Jon cleared his throat and said, "You're alone, since Amber still has her own place, and you only have the kids every other weekend. You could--"

Neal cut him off. "Whoa," he said. "No way. Were you actually about to suggest that me and Perry live together?"

Jon's silence was an affirmative answer.

Neal laughed. "Jon, come on. A week of that, and neither of us would have to worry about namers."

"But they'd think twice about bugging the two of you," Jon said. "Christ, I would."

"The walker and the Er Rai?" Neal said. "Yeah, well, I have yet to make myself useful in the power department on this side."

"You did fine when the two of you were--"

"No," Neal said sharply, surprising himself with the vehemence of it. He'd been careful not to think of the time he'd spent accidentally tangled with Steve, or how it'd happened in the first place. He didn't want to know, not anymore. "If you're thinkin' that'd help us, you're wrong. And after the way he nearly flattened me the other day, I think he can take care of himself. No, he probably shouldn't be alone. None of us should be. But dammit, there's nothin' I can do."

Jon nodded to himself, switching the phone to his other hand. "You're not scared of him, are you?"


The silence on the other end of the line meant several things to Jon; Neal was either getting ready to hang up on him, or was trying to keep himself from stringing together a long chain of expletives. It was as close to blatant manipulation as Jon ever got with Neal.

After a moment, Neal said, "Don't play bullshit psych games with me. It's got nothin' to do with that."

"Then what is it?" Jon said. "It wouldn't be forever. Long enough for all of us to figure a few things out, that's all."

"I can't protect him," Neal snapped.

And there was the other shoe. "I didn't say anything about protecting," Jon snapped back. "I said not alone."

There was another long, uncomfortable moment of silence. "It's you, or the psych ward," Jon said softly.

"Same difference," Neal said, and Jon knew that was as close to acquiescence as he'd get.

Before he could stop himself, Jon added, "If nothing else, then do it to keep me from feeling it if they decide to shove him in front of something again."

"Like that was necessary," Neal said, "or fair. But I guess you know what I think of fair. Goodbye, Jon, before one of us says something else they probably shouldn't."

* * *

He lied.

But not much.

Of the four doctors--one a psychologist--and the two officers who talked to Steve in the next two days, only one didn't believe him when he said he didn't remember that morning on the sidewalk.

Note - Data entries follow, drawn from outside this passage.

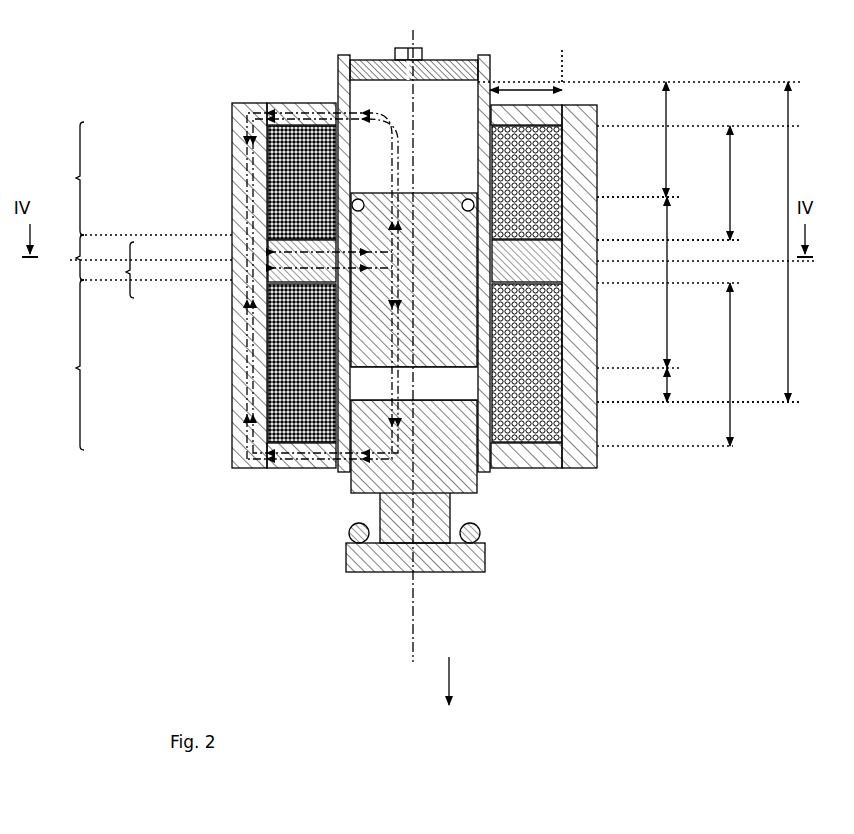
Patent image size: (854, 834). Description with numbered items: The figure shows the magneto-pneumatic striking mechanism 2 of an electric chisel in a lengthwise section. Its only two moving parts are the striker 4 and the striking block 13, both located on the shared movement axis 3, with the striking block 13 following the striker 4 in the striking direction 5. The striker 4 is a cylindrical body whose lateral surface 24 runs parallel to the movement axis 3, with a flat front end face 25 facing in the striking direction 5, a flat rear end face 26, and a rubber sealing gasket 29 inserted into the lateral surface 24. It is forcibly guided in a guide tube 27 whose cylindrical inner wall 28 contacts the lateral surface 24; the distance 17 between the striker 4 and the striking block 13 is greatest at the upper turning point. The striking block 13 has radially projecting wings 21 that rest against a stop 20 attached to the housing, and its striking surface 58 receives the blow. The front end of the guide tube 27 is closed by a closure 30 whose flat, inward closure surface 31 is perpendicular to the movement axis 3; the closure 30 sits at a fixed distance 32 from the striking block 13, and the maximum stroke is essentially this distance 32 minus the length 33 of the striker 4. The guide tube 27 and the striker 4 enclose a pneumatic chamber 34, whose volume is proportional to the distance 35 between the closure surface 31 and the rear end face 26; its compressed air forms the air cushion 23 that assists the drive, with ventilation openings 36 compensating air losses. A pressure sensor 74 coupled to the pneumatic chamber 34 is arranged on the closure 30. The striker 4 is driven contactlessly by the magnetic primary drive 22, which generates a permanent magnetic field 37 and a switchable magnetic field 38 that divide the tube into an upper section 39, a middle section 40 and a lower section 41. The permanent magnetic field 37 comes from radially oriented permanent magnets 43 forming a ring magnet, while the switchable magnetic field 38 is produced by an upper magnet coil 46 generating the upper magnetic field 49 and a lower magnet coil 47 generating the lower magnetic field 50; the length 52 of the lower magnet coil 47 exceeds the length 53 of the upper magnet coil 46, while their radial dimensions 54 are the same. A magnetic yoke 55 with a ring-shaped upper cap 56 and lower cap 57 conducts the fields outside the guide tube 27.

The striking mechanism 2 is at (115, 50).
The movement axis 3 is at (417, 640).
The striker 4 is at (437, 302).
The striking direction 5 is at (453, 677).
The striking block 13 is at (480, 485).
The distance 17 is at (667, 385).
The stop 20 is at (480, 530).
The radially projecting wings 21 is at (477, 558).
The primary drive 22 is at (134, 133).
The air cushion 23 is at (343, 55).
The lateral surface 24 is at (485, 230).
The front end face 25 is at (435, 378).
The rear end face 26 is at (427, 193).
The guide tube 27 is at (563, 415).
The inner wall 28 is at (458, 193).
The sealing gasket 29 is at (562, 240).
The closure 30 is at (437, 65).
The closure surface 31 is at (562, 90).
The distance 32 is at (788, 120).
The length 33 is at (667, 275).
The pneumatic chamber 34 is at (423, 145).
The distance 35 is at (666, 115).
The ventilation opening 36 is at (322, 108).
The permanent magnetic field 37 is at (240, 371).
The switchable magnetic field 38 is at (107, 270).
The upper section 39 is at (62, 178).
The middle section 40 is at (62, 257).
The lower section 41 is at (62, 365).
The permanent magnets 43 is at (250, 222).
The upper magnet coil 46 is at (232, 160).
The lower magnet coil 47 is at (263, 250).
The upper magnetic field 49 is at (233, 217).
The lower magnetic field 50 is at (232, 298).
The length 52 is at (730, 360).
The length 53 is at (730, 175).
The radial dimensions 54 is at (540, 90).
The magnetic yoke 55 is at (232, 410).
The upper cap 56 is at (292, 107).
The lower cap 57 is at (300, 467).
The striking surface 58 is at (480, 392).
The pressure sensor 74 is at (403, 53).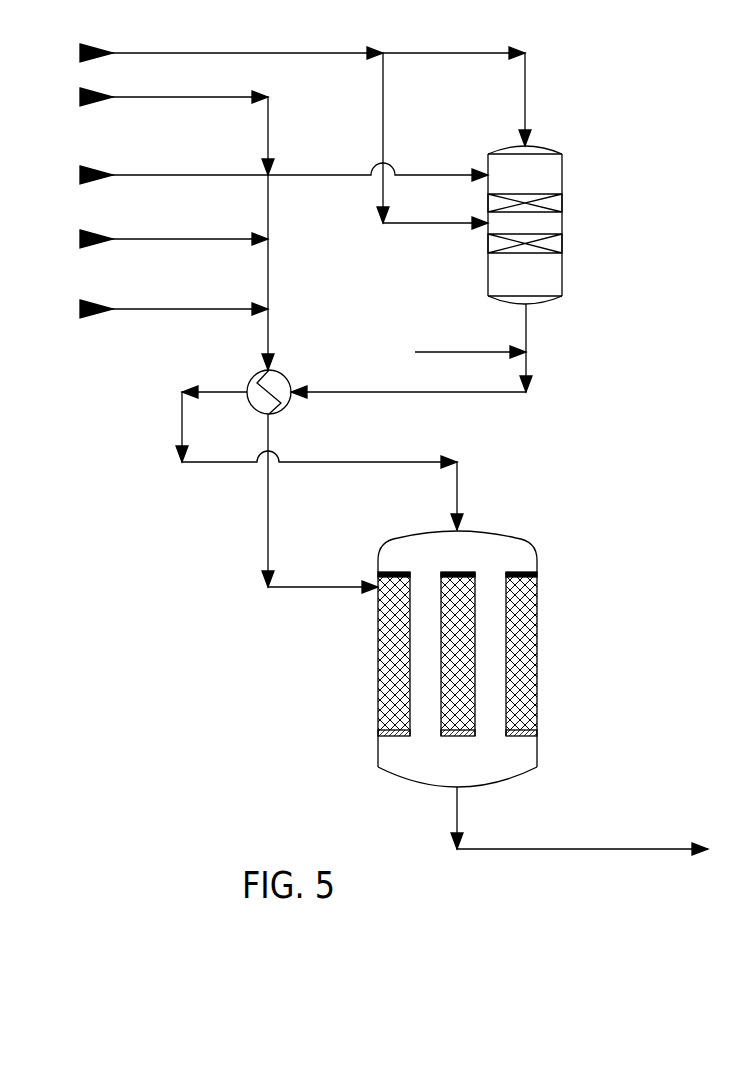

Based on the conflicting reports from bystanders--Theresa came forward and said he'd lost his balance--and the fact that the trauma crew on shift that morning had patched him up and listed him as terminal, the whole thing had become a jumble of apparent misinformation. No one could agree on whether he'd fallen or thrown himself. There had been blood all over the street, but there wasn't a mark on him. He'd suffered some sort of trauma, but it was no longer obvious what that trauma was. There'd been a head injury, the extent of which had obviously been misreported but that would explain the loss of memory.

He was declared lucid and reasonable ("There's a first," Neal said) by the psychologist and released under the restriction that he report to his own physician within three days. Sooner, if he had any 'trouble'.

Steve had wanted elaboration on what exactly the doctors thought would constitute 'trouble'. But he didn't push his luck, for once.

The one who didn't believe him but wouldn't come right out and say so was one of the cops that came to follow up; she had been the first to respond to the scene on the original call. She'd seen him lying in the street, had seen the blood and the dent he'd left in the bus, and had interviewed the hysterical bus driver. And there he was less than a week later, without a mark on him, claiming he remembered nothing of that morning. It didn't matter that she wasn't going for it. There wasn't much anyone could do.

But at least no one else had been hurt.